I or we will wash underwear, socks, that one pair of shorts, in hostel sinks and restaurant salle de bains. Will lay them out to dry on handlebars, window sills, railings.
My or our hair will frizz in the heat and tangle in the wind and catch stray wisps of dandelion fluff or wheat fuzz. My long frizz will turn yellower each day I or we spend riding under rays of French sun and my skin will turn red and freckle but never tan.
If I am alone, I will start out taking photographs - fifty a day - and stop often for shots of old carts and road signs. By the end of my trip I will have allowed this action to wane. Will have settled into a contented acquaintance with moments minus the anxious will to hold them still.
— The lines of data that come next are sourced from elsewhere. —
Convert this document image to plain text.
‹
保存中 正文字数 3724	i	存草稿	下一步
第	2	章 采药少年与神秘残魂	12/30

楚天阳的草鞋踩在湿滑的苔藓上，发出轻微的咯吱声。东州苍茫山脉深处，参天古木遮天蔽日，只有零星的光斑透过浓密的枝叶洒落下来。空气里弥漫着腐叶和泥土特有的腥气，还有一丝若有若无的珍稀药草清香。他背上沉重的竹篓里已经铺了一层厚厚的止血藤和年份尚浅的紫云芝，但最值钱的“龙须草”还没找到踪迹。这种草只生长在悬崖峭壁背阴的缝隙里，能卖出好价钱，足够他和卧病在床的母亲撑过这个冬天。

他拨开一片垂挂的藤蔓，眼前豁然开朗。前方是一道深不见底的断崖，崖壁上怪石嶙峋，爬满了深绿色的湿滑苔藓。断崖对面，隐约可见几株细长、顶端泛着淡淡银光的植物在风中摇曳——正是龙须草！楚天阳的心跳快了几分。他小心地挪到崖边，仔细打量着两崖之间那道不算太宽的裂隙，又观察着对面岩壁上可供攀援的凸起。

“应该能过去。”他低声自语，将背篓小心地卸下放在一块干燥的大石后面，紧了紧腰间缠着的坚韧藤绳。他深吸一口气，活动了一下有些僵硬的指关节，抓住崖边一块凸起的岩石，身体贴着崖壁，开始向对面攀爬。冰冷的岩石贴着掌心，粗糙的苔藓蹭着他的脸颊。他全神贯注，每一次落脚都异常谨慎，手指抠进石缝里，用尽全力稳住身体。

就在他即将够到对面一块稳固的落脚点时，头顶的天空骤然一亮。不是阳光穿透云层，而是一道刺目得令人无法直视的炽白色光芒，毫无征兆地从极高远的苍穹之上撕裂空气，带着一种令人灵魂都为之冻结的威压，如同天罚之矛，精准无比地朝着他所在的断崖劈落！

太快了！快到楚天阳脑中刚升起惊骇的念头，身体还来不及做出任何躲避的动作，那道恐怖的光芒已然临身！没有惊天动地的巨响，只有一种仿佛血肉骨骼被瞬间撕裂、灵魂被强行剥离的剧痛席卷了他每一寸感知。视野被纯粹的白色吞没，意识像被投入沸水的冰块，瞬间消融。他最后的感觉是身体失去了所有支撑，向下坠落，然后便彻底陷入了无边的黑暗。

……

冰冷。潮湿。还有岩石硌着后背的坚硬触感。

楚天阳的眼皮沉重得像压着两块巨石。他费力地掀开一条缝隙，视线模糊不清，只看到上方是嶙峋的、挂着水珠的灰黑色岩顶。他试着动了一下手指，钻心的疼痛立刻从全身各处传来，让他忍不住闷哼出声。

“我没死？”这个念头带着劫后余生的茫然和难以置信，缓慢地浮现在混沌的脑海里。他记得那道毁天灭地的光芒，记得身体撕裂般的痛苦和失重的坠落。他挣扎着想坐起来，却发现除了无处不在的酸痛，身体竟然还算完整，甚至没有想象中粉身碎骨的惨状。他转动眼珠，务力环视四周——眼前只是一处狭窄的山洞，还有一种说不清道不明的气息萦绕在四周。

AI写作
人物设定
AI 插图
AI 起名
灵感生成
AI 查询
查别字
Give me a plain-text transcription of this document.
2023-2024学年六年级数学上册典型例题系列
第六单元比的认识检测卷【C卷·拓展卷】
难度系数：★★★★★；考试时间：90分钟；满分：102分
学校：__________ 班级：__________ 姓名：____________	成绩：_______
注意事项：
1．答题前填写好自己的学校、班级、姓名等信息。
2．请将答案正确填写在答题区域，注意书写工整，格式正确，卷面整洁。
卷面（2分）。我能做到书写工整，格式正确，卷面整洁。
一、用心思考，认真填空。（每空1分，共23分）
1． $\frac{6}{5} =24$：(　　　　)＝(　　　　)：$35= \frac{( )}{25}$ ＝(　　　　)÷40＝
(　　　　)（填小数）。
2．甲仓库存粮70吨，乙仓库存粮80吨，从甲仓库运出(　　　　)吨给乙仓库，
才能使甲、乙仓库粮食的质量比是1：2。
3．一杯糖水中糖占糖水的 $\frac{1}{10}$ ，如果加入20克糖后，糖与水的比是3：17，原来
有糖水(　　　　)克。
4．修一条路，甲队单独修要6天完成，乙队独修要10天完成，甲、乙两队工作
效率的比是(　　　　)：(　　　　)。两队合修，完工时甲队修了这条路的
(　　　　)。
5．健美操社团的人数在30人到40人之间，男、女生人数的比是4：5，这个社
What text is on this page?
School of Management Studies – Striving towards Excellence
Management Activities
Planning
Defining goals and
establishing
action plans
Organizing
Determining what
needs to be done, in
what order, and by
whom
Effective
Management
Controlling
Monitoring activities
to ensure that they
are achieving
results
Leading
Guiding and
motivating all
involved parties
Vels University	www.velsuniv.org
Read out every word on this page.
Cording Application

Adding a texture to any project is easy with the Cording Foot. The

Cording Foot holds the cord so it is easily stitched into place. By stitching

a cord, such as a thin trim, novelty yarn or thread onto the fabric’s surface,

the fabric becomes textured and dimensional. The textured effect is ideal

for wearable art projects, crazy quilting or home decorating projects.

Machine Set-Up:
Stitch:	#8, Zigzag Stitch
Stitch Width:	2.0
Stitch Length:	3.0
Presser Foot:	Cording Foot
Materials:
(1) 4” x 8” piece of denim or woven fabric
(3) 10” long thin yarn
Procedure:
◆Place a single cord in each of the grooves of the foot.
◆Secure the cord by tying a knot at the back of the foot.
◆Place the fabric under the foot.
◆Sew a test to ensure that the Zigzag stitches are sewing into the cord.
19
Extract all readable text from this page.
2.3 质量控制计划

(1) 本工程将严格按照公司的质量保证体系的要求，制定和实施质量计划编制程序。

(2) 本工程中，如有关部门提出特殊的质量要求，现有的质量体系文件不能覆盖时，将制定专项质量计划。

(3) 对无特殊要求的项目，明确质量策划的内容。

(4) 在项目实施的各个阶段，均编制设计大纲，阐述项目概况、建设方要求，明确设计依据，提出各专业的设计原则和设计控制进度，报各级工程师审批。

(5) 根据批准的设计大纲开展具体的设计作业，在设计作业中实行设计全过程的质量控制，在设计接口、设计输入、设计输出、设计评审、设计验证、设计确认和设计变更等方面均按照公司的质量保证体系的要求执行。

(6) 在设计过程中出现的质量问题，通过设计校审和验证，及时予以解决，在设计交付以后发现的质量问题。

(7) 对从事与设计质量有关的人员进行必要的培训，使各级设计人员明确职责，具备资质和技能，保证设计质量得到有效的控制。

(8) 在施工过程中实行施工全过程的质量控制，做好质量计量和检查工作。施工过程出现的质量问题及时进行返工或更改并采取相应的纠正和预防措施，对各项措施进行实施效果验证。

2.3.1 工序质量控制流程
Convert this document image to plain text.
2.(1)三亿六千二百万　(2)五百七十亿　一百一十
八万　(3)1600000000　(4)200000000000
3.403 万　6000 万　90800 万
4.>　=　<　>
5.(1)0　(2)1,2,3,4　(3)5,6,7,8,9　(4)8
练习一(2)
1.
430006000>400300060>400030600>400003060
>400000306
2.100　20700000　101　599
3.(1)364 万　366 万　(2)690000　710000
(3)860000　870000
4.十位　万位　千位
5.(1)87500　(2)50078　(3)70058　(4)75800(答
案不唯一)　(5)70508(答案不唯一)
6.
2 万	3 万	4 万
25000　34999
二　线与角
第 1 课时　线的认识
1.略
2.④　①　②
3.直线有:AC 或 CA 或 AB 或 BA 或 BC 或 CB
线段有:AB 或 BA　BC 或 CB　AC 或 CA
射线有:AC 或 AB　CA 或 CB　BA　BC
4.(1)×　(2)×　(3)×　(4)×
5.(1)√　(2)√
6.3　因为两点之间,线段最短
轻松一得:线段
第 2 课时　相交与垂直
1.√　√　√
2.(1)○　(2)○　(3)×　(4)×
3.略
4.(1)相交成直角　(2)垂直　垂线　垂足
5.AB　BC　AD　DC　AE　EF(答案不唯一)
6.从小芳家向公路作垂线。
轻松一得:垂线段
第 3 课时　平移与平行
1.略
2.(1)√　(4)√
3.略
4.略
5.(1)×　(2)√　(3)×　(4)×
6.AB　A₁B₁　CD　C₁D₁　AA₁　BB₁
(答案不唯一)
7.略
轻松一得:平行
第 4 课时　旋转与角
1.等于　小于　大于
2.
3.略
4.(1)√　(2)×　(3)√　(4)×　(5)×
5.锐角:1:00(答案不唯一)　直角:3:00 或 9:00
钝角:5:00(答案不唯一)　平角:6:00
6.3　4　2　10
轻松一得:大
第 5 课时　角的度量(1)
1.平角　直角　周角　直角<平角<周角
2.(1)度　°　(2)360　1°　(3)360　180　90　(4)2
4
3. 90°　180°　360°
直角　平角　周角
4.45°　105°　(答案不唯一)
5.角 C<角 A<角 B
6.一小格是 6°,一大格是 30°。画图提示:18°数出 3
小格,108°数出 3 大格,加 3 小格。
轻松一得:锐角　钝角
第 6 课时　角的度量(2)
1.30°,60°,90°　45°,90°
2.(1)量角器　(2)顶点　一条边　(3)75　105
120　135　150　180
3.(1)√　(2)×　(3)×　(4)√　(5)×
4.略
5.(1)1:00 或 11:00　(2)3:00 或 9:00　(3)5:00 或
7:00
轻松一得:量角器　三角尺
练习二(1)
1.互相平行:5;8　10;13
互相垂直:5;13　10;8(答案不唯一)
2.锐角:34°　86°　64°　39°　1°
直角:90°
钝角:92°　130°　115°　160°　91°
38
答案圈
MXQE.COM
If I am riding with a lover or a friend, we will start out undocumented and dissolve, halfway through, into gales of laughter, taking photographs of Together and everything we make uproarious along the way.
When I leave France - or Spain perhaps - it will be happily. I will be ready to return. I will have peppered my legs with bruises and black bike-chain grease marks. I will want for car wheels and clean linen.
So I or we will turn in the cycles and zip wrinkled postcards into the front pockets of smelly backpacks. Will sip pamplemousse juice in the departure gate while flights are called in foreign tongues over echoing PA systems and sleep through an overnight flight in sweatshirts smelling of road dirt, Pre de Provence and lavender.